Uma vez alcançando o nível de desenvolvimento adequado, o praticante torna-se capaz de manter o cérebro sem atividade psicológica, o que amplia a sua capacidade intrínseca no sentido de entender ou resolver grandes e profundas questões metafísicas, físicas, individuais e sociais, pois na verdade, a mente humana possui todas as informações de que necessita. O que é necessário aprender é como fazê-las aflorar à consciência.

Quanto menos funciona o cérebro em termos físicos, bioenergéticos, mais funciona o intelecto, principalmente a mente corpórea. Este é o princípio da não-ação.

A mente está em todo corpo

A mente está em todo o corpo. Assim se poderia enunciar o conceito de corporeidade da mente, de acordo com Mattos.

O organismo como um todo, está dotado em cada uma de suas células, de um substrato mental, de uma memória de si mesma, de uma capacidade racional característica e exclusiva. O organismo é capaz de identificar, analisar, reproduzir, inibir e expulsar um invasor estranho ainda que microscópico; melhor ainda quando é microscópico, ou seja, quando as dimensões físicas do invasor tornam possível um sensoriamento global de suas características.
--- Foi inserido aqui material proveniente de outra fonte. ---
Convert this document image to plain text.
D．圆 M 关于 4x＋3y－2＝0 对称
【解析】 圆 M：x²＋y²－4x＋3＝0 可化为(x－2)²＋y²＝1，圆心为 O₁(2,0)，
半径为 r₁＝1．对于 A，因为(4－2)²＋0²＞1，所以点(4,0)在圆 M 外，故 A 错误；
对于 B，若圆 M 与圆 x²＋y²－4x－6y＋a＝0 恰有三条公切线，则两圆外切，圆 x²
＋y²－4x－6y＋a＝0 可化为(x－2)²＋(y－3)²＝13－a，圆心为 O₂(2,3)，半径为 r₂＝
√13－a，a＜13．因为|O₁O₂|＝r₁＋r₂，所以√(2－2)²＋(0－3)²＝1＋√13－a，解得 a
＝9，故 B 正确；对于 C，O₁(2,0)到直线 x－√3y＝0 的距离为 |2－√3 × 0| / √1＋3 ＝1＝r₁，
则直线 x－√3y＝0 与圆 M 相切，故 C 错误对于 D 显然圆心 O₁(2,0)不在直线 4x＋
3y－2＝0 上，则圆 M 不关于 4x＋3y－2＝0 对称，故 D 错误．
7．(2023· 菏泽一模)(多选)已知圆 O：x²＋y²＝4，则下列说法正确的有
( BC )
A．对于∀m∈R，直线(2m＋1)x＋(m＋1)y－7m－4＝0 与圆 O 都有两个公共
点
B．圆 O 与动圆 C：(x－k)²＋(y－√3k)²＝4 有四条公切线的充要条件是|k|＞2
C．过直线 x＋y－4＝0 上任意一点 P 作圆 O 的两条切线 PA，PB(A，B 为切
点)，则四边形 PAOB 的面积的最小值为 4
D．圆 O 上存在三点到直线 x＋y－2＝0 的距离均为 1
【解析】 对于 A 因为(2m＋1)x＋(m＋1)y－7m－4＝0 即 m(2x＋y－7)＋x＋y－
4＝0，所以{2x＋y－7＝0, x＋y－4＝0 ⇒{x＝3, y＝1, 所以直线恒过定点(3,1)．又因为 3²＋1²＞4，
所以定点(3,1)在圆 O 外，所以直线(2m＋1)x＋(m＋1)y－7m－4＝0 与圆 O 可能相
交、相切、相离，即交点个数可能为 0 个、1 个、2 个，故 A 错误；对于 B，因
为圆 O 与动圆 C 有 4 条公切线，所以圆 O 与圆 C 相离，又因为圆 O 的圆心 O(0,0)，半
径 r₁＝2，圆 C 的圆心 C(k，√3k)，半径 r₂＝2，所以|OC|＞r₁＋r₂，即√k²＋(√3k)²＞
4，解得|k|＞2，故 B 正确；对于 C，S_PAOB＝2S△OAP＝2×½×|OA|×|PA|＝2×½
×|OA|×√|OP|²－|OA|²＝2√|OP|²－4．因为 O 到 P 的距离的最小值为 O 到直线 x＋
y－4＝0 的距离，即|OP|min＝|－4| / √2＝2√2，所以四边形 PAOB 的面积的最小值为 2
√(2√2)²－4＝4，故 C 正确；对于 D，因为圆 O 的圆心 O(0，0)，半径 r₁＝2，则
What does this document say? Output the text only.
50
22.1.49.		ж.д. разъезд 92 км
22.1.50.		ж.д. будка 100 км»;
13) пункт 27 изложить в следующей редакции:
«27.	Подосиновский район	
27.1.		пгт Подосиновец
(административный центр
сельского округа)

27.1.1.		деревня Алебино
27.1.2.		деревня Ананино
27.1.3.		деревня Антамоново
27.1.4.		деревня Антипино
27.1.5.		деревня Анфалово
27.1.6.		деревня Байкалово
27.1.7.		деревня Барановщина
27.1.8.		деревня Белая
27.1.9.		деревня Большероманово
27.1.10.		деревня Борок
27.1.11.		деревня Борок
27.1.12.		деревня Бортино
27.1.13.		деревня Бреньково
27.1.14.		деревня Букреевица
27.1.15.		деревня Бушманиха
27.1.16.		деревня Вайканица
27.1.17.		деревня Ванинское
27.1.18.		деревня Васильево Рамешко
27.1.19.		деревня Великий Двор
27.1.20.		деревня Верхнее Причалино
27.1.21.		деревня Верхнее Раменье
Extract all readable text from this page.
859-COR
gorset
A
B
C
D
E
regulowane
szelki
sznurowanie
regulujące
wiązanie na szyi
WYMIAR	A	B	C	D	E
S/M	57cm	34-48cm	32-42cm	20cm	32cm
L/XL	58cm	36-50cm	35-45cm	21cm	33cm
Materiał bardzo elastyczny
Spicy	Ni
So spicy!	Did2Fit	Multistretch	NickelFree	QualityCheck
Quando consegue envolver com seus sistemas e métodos analítico/defensivos interpretar e antever as conseqüências da invasão, mobilizando recursos internos, na maioria das vezes, bastante competentes, para atuar em defesa de sua subsistência e manter assim sua integridade e higidez.

Este comportamento complexo foi desenvolvido lentamente, do decorrer de milhões de anos, através de tentativas e experiências, entre erros e acertos. Tal comportamento, sem dúvida, envolve alguma forma de inteligência intrínseca. A seqüência do procedimento orgânico com relação ao fenômeno da invasão metodológica e objetiva, além de sintetizar as experiências de um aprendizado por conseqüências - empírico - que é a única maneira de fazer funcionar o mecanismo genético, visando as gerações futuras da espécie. O emprego de experiências passadas como fator modulador de experiências futuras é, sem dúvida, a expressão de um racionalismo celular coerente ou pelo menos, expressivo quanto à existência de uma mente atuante.

O papel exercido por esta mente celular, por extensão, corpórea, é de absoluta e fundamental importância. Sem a sua participação seriam impossíveis as reações defensivas e adaptativas que possibilitam a subsistência e manutenção da saúde relativa.

Assim é que, quando um organismo é vítima de um acidente, lesando uma de suas estruturas - quebrando um osso, por exemplo - é disparado um alarme através do sistema nervoso central e concomitante pela corrente sangüínea, que estimula os mecanismos regenerativos, dirigindo para a área de interesse, células defensivas e regenerativas responsáveis pelo condicionamento e consolidação da fratura, explicou Mattos. Da mesma maneira, quer seja uma fratura, um corte ou um processo inflamatório e infeccioso, o sistema defensivo/regenerativo é estimulado e sua atuação é prontamente exercida de maneira eficiente que permitam as circunstâncias.

Quanto à eficiência deste sistema orgânico auto-referente não existem dúvidas. Os médicos, os biólogos e cientistas da área conhecem-no em detalhes e maravilham-se com sua observação e estudo.

A participação da consciência no evento é absolutamente irrelevante. Tanto faz o indivíduo tomar ou não consciência do problema. O procedimento auto-regenerador age per se stesso - parafraseando Galileu, quando lhe perguntaram como se movia a Terra ao redor do Sol - por si mesma, respondeu, afirmou. O mesmo se dá com o sistema imunológico/regenerativo humano, movido por sua própria autonomia reflexa, modulado por uma mente celular que se constitui na síntese funcional de um campo particular (no sentido de composto por partículas). Um campo que absorve, produz e se estrutura em termos de leis físicas e por esta razão pode ser detectado, estudado, compreendido e até quantificado.